16th Feb 2016By: Tim Lawless

Housing affordability is a topic that is being discussed more and more due to the substantial increase in home values at a time when household incomes are hardly moving. While there are many studies outlining affordability based on measures like dwelling price to income ratio’s, the proportion of household income it takes to service the average mortgage or the average deposit required to purchase the average home (to name a few), another interesting perspective is the notion of relative affordability across the major regions of Australia.

The relativity of home prices across Australia has changed remarkably over the past decade driven by substantially different economic conditions from region to region which has driven housing values at vastly different paces of growth.

To provide some context, over the past ten years, Melbourne dwelling values have doubled with growth of 101%. Sydney dwelling values have increased by 78% and Darwin home values are 75% higher. Every other capital city has seen dwelling values rise by less than 45% with Hobart showing the lowest decade gain at just 17%.
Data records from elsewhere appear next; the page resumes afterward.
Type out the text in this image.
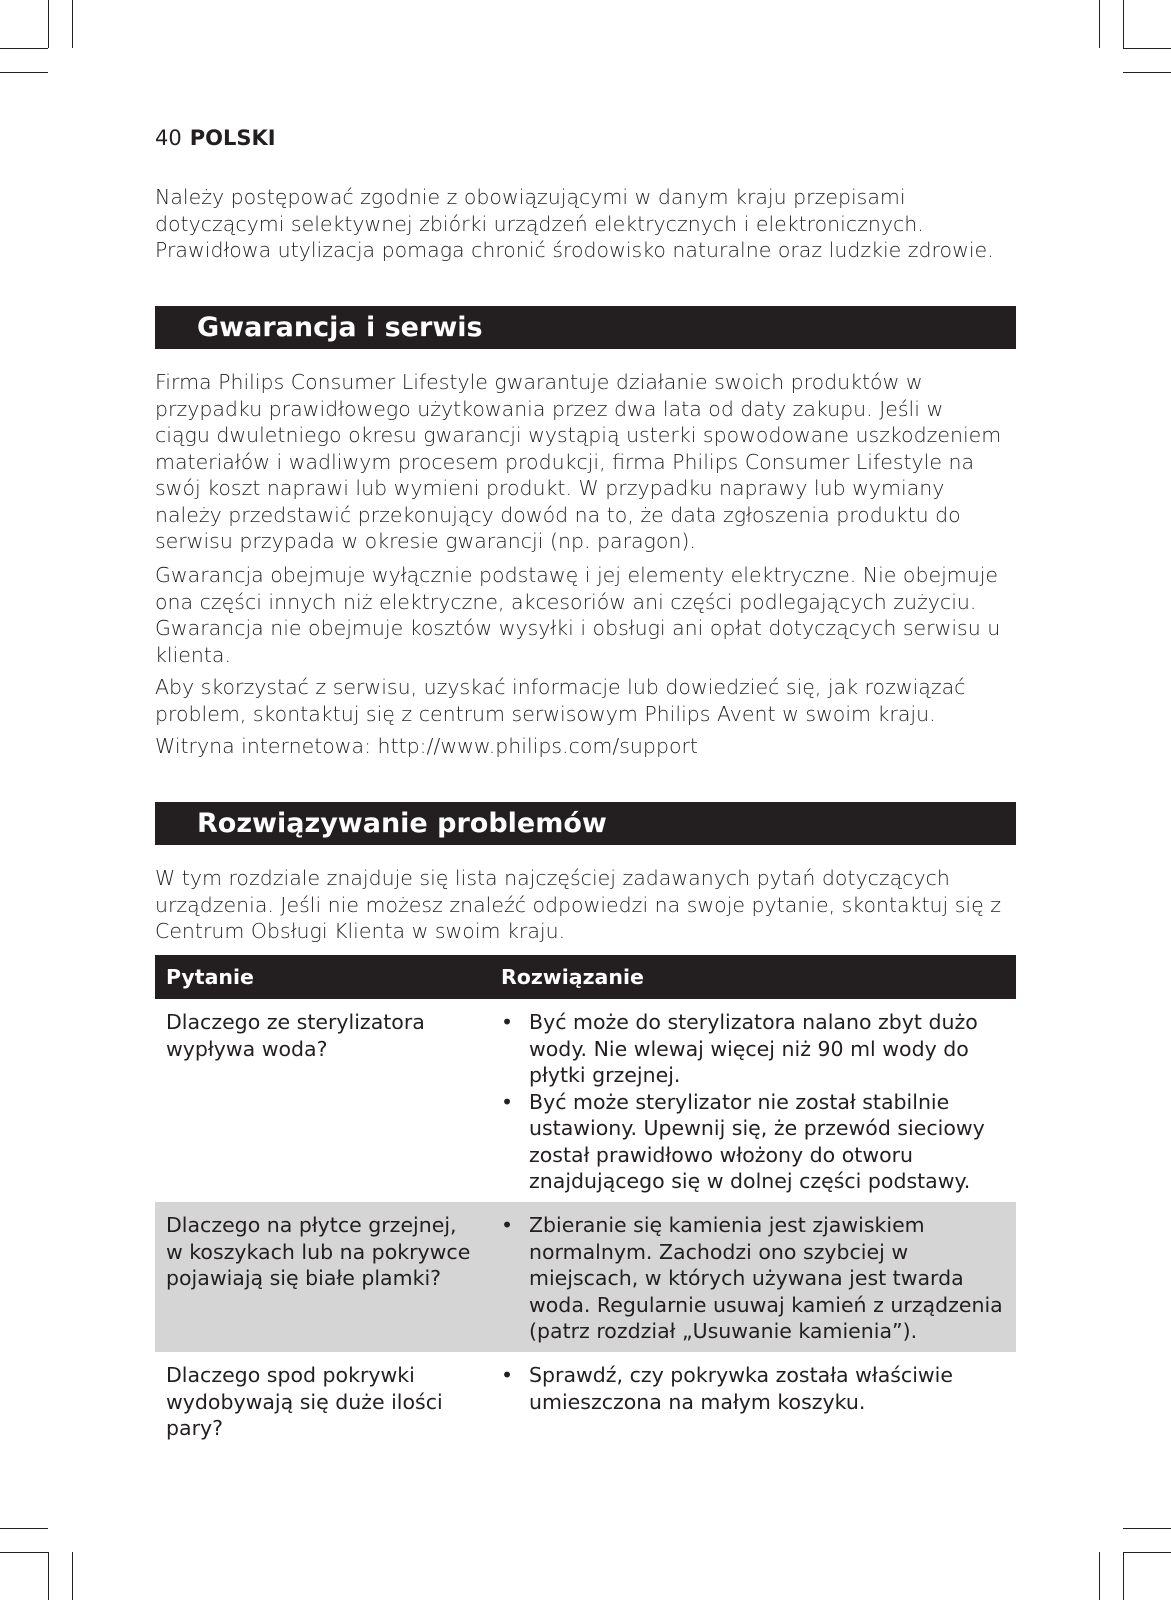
40 POLSKI

Należy postępować zgodnie z obowiązującymi w danym kraju przepisami
dotyczącymi selektywnej zbiórki urządzeń elektrycznych i elektronicznych.
Prawidłowa utylizacja pomaga chronić środowisko naturalne oraz ludzkie zdrowie.

Gwarancja i serwis

Firma Philips Consumer Lifestyle gwarantuje działanie swoich produktów w
przypadku prawidłowego użytkowania przez dwa lata od daty zakupu. Jeśli w
ciągu dwuletniego okresu gwarancji wystąpią usterki spowodowane uszkodzeniem
materiałów i wadliwym procesem produkcji, firma Philips Consumer Lifestyle na
swój koszt naprawi lub wymieni produkt. W przypadku naprawy lub wymiany
należy przedstawić przekonujący dowód na to, że data zgłoszenia produktu do
serwisu przypada w okresie gwarancji (np. paragon).

Gwarancja obejmuje wyłącznie podstawę i jej elementy elektryczne. Nie obejmuje
ona części innych niż elektryczne, akcesoriów ani części podlegających zużyciu.
Gwarancja nie obejmuje kosztów wysyłki i obsługi ani opłat dotyczących serwisu u
klienta.

Aby skorzystać z serwisu, uzyskać informacje lub dowiedzieć się, jak rozwiązać
problem, skontaktuj się z centrum serwisowym Philips Avent w swoim kraju.

Witryna internetowa: http://www.philips.com/support

Rozwiązywanie problemów

W tym rozdziale znajduje się lista najczęściej zadawanych pytań dotyczących
urządzenia. Jeśli nie możesz znaleźć odpowiedzi na swoje pytanie, skontaktuj się z
Centrum Obsługi Klienta w swoim kraju.

Pytanie	Rozwiązanie

Dlaczego ze sterylizatora
wypływa woda?

• Być może do sterylizatora nalano zbyt dużo
wody. Nie wlewaj więcej niż 90 ml wody do
płytki grzejnej.
• Być może sterylizator nie został stabilnie
ustawiony. Upewnij się, że przewód sieciowy
został prawidłowo włożony do otworu
znajdującego się w dolnej części podstawy.

Dlaczego na płytce grzejnej,
w koszykach lub na pokrywce
pojawiają się białe plamki?

• Zbieranie się kamienia jest zjawiskiem
normalnym. Zachodzi ono szybciej w
miejscach, w których używana jest twarda
woda. Regularnie usuwaj kamień z urządzenia
(patrz rozdział „Usuwanie kamienia”).

Dlaczego spod pokrywki
wydobywają się duże ilości
pary?

• Sprawdź, czy pokrywka została właściwie
umieszczona na małym koszyku.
Based on January 2016 median dwelling prices, Sydney home prices are now 34% higher than Melbourne’s, 66% higher than Brisbane’s and 53% higher than Perth’s. In the more affordable capital cities, Sydney prices are 128% higher than prices in Hobart and 89% higher than what you will buy in Adelaide.

In dollar terms, Sydney dwelling prices were $198,000 higher than Melbourne’s in January this year, $271,000 higher than Perth prices and $310,000 higher than Brisbane prices.

Sydney has always held a pricing premium over other capital cities, but we haven’t seen the relativity in pricing compared with most other capitals this high since around 2003-2004 when the housing market was approaching the last stages of the previous boom conditions.

The pricing gap can only be partially explained by higher income levels in Sydney. Sydney residents do generally see higher household incomes, but the difference isn’t anywhere near the size of the gap in house prices. Based on the latest Household income and wealth survey from the Australian Bureau of Statistics, the gap in median gross household incomes was only 8.3% between Sydney and Melbourne, 6.9% between Sydney and Brisbane and Perth household incomes were, on average, 5.9% higher than Sydney’s.

The big question now is whether we will see some rebalancing in the relative level of pricing between the capital cities. The last time Sydney prices were so high compared with other capitals we saw housing prices in Sydney slip by just over 8% over 21 months between early 2004 through to December 2005, with values staging a nominal recovery 42 months after 2004 peak.